White was already familiar with D&D; he first became interested earlier in the semester when the game came up in a conversation White was having with junior Tyler Cecil during Java class.
Cecil himself is a founder of another D&D group at East. Other members are juniors Kyle Engleken, Duncan Gibbs, and Angela Clem. Engleken first introduced Cecil to D&D in seventh grade, and it seemed to be a perfect fit.
“I don’t like doing anything that’s mindless as far as entertainment, [but] with D&D you get to write stories, you get to do acting (which I like a lot), and while your playing your brain is being challenged” Cecil said. “It’s actually intellectually engaging, as opposed to something like just watching TV.”
White had Cecil put PDFs of the D&D rulebooks on his flashdrive. After learning more about it, White became interested in starting a group, but didn’t know of anyone who would want to join, until Mitchell brought it up.
At first Mitchell wasn’t sure if White was joking. Sure enough, two weeks went by without White bringing it up again. Finally, a week before summer started, White informed Mitchell that he found two members who wanted to join: Kelly and Colom.
The first thing that the group did together was scour Table Tops, a local store specializing in role-playing equipment. Their objective: find cool and unique dice, which are at the core of the essentials needed for a D&D player’s arsenal. Each member picked a different set of dice from the glass display case to use on their campaigns against enemies in the dungeon. For Mitchell, black dice with white and grey swirls; for White, olive green with white speckles.
The second thing they did was have Russell put PDF copies of the rulebook on members’ laptops. The group uses a fourth edition rulebook, which was released in 2008; however, the original came out in 1974. And since its inception, the game’s carried the negative social-stigma of being the epitome of nerdiness.

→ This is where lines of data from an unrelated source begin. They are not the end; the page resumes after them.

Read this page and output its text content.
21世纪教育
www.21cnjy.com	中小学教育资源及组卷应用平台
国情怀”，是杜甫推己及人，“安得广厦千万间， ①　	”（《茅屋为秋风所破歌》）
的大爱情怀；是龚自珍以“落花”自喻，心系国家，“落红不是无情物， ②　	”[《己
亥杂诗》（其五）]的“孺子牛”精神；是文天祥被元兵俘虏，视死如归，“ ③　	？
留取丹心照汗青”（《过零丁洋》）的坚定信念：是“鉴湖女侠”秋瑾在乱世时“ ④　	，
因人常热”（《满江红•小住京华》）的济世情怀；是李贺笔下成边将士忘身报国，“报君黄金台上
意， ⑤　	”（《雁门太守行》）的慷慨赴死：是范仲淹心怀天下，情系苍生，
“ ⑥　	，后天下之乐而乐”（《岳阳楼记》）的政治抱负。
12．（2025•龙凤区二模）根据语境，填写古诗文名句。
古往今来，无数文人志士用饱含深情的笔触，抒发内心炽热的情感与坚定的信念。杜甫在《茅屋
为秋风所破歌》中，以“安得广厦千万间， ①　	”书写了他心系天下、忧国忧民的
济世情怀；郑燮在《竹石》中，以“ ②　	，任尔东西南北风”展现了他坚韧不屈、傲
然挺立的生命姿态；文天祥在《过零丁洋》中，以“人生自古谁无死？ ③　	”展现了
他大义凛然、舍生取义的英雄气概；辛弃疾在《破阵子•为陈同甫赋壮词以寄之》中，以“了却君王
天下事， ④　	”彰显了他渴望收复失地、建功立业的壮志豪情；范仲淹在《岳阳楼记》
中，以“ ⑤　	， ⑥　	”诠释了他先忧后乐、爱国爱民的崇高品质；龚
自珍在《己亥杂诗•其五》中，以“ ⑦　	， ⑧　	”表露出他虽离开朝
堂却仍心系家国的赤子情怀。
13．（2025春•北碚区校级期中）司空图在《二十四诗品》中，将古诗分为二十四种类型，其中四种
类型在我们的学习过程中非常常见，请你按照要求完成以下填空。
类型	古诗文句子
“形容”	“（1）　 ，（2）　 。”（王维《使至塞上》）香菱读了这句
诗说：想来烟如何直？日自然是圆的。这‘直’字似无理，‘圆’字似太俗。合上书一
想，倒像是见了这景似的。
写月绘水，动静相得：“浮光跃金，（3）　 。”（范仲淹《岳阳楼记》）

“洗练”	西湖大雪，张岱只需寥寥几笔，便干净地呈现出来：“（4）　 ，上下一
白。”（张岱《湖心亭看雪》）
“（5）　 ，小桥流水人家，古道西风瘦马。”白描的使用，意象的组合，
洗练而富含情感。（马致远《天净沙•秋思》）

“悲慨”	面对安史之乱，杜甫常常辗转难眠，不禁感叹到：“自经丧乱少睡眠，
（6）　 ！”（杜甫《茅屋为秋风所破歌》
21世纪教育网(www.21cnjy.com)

Cecil ignores generalizations made about D&D players. “I think that most people that can accept anything that’s a little different will be able to accept [D&D] as a way to express yourself,” Cecil said. “And anyone who just thinks it’s horrendously dorky, I probably don’t think very highly of anyways.”
In addition to the stereotypes about the nerdiness of the game’s fanbase, it was originally thought by some that players were followers of the occult.
Though most say that by now, people have accepted D&D as just a game, others see it as much more.
“It’s a chance to go to someone’s house, hang out with friends, talk about video games and computers and have some fun,” Kelley said.
Mitchell likes that their group is casual, and would probably leave if they turned “hardcore.”
“If all we did was go to the house and only play D&D and not talk, or interact in any other way,” Mitchell said, “it would be much less of a social experience, and it would be more like playing World of Warcraft with words.”
For the players at East, D&D isn’t sitting in a basement speaking elvish and fighting with foam swords; it’s a way to express themselves creatively while socializing with friends. That’s why this weekend, and every weekend in the near future, the players will descend into the dungeon.